How the Brain Learns Language: an Exploration of The Brain Areas Involved in Statistical Language Learning
- Imme Lammertink, University of Amsterdam, Amsterdam Center for Language and Communication (ACLC), Amsterdam, Netherlands
- Gillian Clark, Deakin University, School of Psychology, Cognitive Neuroscience Unit, Melbourne, Australia
- Judith Rispens, University of Amsterdam, Amsterdam Center for Language and Communication (ACLC), Amsterdam, Netherlands
- Jarrad Lum, Deakin University, School of Psychology, Cognitive Neuroscience Unit, Melbourne, Australia
AbstractIt has been suggested that the detection of statistical regularities in language – a skill fundamental to language acquisition – is supported by brain areas that are also involved in implicit motor skill learning. The present study is one of the first to explore this claim in an artificial language learning experiment. We used continuous theta-burst transcranial magnetic stimulation (cTBS) to temporarily inhibit functioning of the left dorsolateral prefrontal cortex (DLPFC) or the primary motor cortex (M1) in healthy adults.
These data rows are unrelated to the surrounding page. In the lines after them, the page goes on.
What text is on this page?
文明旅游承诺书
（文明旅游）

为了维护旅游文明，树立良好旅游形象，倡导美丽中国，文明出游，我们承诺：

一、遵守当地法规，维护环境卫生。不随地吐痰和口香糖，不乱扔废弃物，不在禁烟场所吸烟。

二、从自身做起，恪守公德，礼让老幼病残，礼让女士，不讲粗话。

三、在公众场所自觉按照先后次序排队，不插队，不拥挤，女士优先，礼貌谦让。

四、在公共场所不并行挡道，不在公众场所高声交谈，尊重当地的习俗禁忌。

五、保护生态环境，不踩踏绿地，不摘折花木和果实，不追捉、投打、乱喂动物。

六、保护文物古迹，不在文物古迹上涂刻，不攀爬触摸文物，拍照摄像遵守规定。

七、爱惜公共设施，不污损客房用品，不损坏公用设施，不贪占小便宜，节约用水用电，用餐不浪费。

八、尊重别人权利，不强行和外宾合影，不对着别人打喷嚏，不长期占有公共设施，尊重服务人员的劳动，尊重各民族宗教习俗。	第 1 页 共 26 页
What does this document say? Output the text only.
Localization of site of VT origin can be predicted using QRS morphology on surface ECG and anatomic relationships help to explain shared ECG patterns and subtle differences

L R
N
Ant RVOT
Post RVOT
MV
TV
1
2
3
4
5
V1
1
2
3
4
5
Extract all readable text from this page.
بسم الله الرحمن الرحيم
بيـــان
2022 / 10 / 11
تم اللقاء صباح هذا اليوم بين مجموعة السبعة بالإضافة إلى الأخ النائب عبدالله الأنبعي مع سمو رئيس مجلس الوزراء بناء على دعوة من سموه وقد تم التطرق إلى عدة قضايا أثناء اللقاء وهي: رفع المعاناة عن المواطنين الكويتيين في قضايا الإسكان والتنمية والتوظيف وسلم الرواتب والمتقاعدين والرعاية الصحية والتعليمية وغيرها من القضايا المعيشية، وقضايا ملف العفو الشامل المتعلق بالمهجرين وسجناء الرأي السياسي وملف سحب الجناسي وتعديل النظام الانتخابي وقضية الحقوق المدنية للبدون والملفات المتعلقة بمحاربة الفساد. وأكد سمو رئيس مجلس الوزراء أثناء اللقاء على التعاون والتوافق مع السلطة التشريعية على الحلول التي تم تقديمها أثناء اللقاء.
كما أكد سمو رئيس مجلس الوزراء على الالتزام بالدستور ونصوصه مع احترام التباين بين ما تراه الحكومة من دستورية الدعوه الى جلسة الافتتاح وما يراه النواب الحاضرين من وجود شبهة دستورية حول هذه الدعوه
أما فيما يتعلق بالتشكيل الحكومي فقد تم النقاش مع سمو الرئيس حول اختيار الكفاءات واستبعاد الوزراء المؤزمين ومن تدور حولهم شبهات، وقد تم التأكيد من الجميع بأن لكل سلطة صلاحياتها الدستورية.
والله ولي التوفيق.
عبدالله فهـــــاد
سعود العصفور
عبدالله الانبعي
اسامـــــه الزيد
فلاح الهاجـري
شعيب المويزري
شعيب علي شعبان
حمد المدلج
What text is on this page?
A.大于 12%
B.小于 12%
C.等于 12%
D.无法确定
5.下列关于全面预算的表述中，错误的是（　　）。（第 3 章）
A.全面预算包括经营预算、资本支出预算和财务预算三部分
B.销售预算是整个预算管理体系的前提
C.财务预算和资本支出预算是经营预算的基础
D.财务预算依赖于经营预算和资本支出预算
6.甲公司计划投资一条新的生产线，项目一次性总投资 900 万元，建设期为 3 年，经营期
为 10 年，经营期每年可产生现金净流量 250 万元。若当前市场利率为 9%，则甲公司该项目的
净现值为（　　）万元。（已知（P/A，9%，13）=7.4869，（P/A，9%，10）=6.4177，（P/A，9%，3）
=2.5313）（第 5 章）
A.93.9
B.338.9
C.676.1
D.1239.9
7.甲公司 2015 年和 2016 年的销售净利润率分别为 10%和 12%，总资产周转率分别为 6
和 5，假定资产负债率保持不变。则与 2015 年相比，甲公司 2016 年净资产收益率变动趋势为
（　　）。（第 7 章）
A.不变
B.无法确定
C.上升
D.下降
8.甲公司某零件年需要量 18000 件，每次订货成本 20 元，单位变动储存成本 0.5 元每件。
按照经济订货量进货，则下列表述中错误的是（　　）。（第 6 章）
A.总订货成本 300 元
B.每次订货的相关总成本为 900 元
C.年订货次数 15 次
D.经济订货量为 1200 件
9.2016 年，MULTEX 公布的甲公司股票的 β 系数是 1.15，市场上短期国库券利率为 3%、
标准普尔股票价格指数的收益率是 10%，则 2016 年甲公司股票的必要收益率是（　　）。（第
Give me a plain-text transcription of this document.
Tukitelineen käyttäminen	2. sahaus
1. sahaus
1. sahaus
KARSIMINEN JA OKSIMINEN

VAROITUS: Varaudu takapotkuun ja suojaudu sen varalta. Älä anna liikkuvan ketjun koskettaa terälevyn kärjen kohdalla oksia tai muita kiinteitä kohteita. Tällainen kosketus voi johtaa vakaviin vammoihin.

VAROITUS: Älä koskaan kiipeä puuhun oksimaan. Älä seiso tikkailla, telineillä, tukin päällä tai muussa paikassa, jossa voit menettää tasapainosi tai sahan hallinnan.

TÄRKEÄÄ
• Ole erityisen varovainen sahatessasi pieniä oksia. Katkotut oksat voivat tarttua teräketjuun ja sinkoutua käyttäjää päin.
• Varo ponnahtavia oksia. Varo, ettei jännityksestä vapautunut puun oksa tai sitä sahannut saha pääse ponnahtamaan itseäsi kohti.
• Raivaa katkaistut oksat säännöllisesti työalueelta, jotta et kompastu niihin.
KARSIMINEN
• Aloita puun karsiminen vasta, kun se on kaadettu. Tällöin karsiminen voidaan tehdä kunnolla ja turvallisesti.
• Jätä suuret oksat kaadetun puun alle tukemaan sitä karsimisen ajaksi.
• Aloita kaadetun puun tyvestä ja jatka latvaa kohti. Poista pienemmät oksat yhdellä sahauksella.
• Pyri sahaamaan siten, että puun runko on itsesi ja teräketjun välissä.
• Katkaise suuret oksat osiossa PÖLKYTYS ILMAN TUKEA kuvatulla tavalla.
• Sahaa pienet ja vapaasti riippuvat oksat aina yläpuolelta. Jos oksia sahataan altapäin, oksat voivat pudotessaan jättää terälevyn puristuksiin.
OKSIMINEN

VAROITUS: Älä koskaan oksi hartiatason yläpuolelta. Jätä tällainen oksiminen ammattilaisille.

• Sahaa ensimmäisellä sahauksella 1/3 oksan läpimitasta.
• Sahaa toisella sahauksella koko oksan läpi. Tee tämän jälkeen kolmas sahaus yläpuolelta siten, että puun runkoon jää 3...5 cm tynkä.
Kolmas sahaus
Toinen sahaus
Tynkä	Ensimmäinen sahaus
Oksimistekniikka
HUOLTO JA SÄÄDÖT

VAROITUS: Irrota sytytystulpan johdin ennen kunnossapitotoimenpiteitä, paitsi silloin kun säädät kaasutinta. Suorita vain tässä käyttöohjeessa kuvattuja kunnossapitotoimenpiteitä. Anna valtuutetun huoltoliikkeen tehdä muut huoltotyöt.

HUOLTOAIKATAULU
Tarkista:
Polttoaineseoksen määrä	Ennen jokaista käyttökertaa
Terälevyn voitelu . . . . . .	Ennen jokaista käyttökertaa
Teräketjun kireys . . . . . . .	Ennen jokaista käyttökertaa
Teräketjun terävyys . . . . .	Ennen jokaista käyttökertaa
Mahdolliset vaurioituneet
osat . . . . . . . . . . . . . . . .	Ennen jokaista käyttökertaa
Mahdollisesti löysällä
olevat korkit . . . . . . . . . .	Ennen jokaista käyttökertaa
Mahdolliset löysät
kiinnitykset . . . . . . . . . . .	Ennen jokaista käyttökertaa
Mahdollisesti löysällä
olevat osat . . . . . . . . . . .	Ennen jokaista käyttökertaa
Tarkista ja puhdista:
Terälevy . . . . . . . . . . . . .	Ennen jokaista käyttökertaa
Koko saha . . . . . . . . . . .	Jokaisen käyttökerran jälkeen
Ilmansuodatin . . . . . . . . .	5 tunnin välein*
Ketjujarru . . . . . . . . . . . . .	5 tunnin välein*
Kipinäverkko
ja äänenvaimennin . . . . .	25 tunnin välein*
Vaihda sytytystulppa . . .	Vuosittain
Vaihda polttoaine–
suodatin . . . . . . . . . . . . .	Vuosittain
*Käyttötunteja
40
We hypothesized that the left DLPFC plays a role in adults’ detection of nonadjacent dependencies (NADs) and therefore that learning should be disrupted in the group of adults receiving cTBS to this area. Our results provide no evidence for (or against) this claim, however. An interesting exploratory result is that learning of NADs may be enhanced in adults who received cTBS to the M1 as compared to participants who received sham cTBS.